Wednesday, October 20, 2010

For greater enjoyment of the photography simply click on a photo to enlarge it full screen
[1]
October 2010
It begins in early September. First a few spots of yellow and faded green. A little orange scattered amongst the Aspen goves. The temperatures are very cool in the morning. Even cold. Frost covers the ground most mornings. Days are warm and pleasant. The early morning sun filters amongst the groves even now illuminating trees in a little different brilliance. It is just a hint of what is coming within a matter of days. Elk are bugling. Their call echoing throughout the mountains and valley floors. There is a change in pace of all the birds and critters scurying about with a litle more purpose. The dog days of summer are gone replaced with this definite quick change of the season.

[2]
October 2010
Within days the early morning now casts lights filled with penetrating translucent colors. As shimmering and reflective as the Aspens themselves. This is the time of the Aspen clothed in the full glory of gold.

[3]
October 2010
frosted ground. Yellow and gold. Some orange and occassionally red in the trees. Mornings in as Aspen grove are a brilliance of color that dazzles the eye. even the white bark carries an ochre to greenish gold coloring. This year has been perfect for color as cool nights and dry days are the ingredient for the brightest of colors. Night time temperatures have been below freezing but not to the point of that killing kind of cold that turns everything to yucky brown and greenish black. It is a perfect year.
[4]
October 2010
It is pure pleasure to be able to walk amongst Aspen groves taking in their royal garments of gold. Listening to the lightest of breezes setting the leaves to music all due to the way their petiols[stems]are attached leaving the leaf perched almost precariously at the end. So well designed by our Creator for not only for function but for the enlightenment of all who will stop and take the time to see.
Birds and wildlife both large and small all inhabit this important ecosystem and also add to the pleasure of the visitor. Birds constantly add to the chorus of the leaves.

[5]
October 2010
Most days are warm and with very cool nights the time of the
aspen is not long lived.

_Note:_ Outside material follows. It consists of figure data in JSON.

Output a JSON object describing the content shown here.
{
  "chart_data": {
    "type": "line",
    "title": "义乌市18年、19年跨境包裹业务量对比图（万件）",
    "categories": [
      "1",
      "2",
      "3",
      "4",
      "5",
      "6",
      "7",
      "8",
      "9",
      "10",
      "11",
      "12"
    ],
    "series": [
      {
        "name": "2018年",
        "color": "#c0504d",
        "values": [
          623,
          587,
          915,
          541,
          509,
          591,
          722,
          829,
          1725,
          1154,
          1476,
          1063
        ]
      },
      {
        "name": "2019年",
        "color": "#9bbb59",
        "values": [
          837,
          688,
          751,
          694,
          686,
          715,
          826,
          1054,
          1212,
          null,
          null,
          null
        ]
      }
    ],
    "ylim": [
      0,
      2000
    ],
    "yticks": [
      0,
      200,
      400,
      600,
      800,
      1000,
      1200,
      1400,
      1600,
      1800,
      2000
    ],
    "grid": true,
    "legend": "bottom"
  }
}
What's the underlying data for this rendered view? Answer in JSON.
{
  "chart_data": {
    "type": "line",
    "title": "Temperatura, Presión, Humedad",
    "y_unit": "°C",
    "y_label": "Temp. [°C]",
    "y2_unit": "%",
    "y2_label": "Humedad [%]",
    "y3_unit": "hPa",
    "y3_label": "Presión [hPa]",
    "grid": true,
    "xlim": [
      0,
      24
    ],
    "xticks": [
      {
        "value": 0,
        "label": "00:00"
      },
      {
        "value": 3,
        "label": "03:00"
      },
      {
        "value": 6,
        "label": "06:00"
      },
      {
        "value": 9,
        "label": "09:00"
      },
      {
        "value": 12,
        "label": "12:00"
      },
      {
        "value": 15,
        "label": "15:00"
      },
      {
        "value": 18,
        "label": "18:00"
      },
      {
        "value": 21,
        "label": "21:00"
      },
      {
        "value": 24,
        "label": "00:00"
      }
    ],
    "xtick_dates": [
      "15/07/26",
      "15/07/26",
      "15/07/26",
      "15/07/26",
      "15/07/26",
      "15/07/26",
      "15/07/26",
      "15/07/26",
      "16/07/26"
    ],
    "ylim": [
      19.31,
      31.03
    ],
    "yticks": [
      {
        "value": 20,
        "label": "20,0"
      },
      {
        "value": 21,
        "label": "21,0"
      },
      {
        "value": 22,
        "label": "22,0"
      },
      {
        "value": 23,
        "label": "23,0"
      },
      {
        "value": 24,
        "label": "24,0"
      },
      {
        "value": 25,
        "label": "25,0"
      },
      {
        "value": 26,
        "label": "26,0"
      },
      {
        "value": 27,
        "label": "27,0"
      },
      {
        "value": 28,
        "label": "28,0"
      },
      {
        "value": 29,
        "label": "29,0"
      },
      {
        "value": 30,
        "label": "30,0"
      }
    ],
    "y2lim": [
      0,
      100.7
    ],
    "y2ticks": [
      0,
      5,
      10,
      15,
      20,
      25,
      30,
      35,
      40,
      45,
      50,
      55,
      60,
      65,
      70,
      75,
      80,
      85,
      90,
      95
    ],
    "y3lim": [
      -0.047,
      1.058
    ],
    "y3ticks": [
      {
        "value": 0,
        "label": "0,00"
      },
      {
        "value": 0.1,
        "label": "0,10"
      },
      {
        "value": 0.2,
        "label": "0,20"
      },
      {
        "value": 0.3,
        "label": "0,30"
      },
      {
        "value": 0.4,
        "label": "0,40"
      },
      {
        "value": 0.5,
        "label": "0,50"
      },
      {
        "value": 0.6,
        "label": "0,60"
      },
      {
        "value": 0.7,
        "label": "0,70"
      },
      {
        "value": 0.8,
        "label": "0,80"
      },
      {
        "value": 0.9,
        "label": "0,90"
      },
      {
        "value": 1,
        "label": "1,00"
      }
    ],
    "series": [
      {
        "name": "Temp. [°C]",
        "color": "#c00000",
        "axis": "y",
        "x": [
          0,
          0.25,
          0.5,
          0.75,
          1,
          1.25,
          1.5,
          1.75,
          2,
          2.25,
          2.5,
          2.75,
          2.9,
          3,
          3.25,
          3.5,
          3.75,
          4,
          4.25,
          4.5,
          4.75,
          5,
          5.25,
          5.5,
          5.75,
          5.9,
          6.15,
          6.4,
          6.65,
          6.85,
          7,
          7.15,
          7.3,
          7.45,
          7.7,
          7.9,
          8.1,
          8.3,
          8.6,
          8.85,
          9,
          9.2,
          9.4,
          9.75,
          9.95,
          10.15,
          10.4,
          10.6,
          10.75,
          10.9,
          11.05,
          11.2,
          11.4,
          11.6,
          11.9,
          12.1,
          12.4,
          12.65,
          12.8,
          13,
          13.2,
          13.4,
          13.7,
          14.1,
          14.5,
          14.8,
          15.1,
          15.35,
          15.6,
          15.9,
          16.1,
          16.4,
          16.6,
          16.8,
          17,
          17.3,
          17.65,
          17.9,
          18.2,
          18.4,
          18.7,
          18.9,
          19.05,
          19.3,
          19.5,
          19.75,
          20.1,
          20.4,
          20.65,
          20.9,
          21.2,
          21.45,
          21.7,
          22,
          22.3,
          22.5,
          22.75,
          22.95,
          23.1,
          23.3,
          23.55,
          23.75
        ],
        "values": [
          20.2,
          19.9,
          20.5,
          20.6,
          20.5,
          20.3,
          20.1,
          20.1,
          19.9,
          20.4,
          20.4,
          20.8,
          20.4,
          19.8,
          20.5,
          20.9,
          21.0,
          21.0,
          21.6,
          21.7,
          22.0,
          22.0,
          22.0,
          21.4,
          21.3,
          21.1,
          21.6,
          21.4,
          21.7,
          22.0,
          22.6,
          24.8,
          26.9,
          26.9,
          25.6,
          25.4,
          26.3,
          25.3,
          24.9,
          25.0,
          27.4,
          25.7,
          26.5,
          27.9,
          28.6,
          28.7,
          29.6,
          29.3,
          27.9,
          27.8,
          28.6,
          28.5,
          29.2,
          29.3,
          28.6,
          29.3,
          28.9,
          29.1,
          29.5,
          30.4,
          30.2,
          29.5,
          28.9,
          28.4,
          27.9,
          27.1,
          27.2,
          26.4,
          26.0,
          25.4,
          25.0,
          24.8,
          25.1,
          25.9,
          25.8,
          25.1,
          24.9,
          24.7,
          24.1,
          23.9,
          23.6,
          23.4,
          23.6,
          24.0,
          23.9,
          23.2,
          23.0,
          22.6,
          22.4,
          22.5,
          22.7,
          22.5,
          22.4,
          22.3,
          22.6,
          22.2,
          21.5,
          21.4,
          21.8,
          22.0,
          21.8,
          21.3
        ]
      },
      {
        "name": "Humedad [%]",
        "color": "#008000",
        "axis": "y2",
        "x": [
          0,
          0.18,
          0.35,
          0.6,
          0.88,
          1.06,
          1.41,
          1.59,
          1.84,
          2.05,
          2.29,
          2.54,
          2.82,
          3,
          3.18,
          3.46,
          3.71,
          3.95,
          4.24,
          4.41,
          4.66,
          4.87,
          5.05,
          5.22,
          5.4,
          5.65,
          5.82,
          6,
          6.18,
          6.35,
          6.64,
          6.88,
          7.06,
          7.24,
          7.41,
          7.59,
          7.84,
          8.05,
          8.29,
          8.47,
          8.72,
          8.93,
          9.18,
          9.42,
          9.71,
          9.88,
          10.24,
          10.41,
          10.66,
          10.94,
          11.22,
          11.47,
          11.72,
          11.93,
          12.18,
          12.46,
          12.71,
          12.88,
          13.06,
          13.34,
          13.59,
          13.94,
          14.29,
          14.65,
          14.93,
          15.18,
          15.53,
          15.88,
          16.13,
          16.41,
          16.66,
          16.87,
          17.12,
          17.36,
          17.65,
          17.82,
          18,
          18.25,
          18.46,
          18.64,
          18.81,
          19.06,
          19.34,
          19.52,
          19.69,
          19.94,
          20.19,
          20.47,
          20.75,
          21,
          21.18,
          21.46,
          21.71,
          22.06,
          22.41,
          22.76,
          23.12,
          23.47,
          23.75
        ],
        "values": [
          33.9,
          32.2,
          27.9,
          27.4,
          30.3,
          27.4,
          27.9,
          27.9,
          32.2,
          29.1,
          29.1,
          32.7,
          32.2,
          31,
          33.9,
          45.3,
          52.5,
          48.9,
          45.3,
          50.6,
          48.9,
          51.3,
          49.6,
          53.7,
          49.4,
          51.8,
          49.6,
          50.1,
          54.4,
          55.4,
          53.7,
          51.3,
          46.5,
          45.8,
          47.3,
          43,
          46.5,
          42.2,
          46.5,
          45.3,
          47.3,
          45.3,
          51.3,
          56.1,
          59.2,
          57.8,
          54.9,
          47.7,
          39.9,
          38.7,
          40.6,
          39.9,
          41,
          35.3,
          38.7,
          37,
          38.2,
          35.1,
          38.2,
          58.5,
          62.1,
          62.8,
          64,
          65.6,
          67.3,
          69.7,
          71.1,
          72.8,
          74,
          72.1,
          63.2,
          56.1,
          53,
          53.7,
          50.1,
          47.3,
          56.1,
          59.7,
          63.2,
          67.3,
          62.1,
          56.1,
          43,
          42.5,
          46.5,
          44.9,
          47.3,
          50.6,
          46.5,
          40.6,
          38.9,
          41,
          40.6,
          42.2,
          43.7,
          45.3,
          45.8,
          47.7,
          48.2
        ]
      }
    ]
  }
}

Leaves finally give way to wind and gravity falling as gold rain and covering the ground beneath with a beautiful gold carpet interspersed with grrens of browns of grass and reds of Wild Rose and Fireweed. It is all a grand kalidioscope show of nature.
After a rain or when a snow falls and melts the warmth of the day can heighten the senses with a wonderful odor that permeates an Aspen grove that is sweetly pungent and refreshing to the senses. A grand time to hike from grove to grove-taking it all in.
[6]
I especially love the early mornings and evenings to be out and following the light of the day illuminating the myriads of forms of the
aspen. Their contrasting colors and habitats with Pine-Spruce and Grass-Sagebrush all create a diversity of form, color and texture all contributing to such an elegant and calming viewscape.
[7]
October 2010
Their contrasting colors and shapes are also perfect backdrops to the mountains in this area.
[8]
October 2010
Vistas are perfectly framed with the enhanced coloring and brightness of Aspens such as in this scene looking towards Gannett Peak. The highest point in Wyoming at 13,804' south of Dubois.

[9]
October 2010
All too soon the Aspen season is over. In just a few weeks trees and groves have gone from touches of yellow and orange to bare trees deprived of their glorious cloaks. The gold of leaves on the ground have withered and dried and are brown colored as they begin to decay. Not lost but only a part of that returning to the soil the neccessary nutrients that once again bring forth a new season of growth climaxed by crowned gold.
The only gold now found is in the setting of the sun. The gold in clouds perhaps simply borrowed from a season of the Aspen.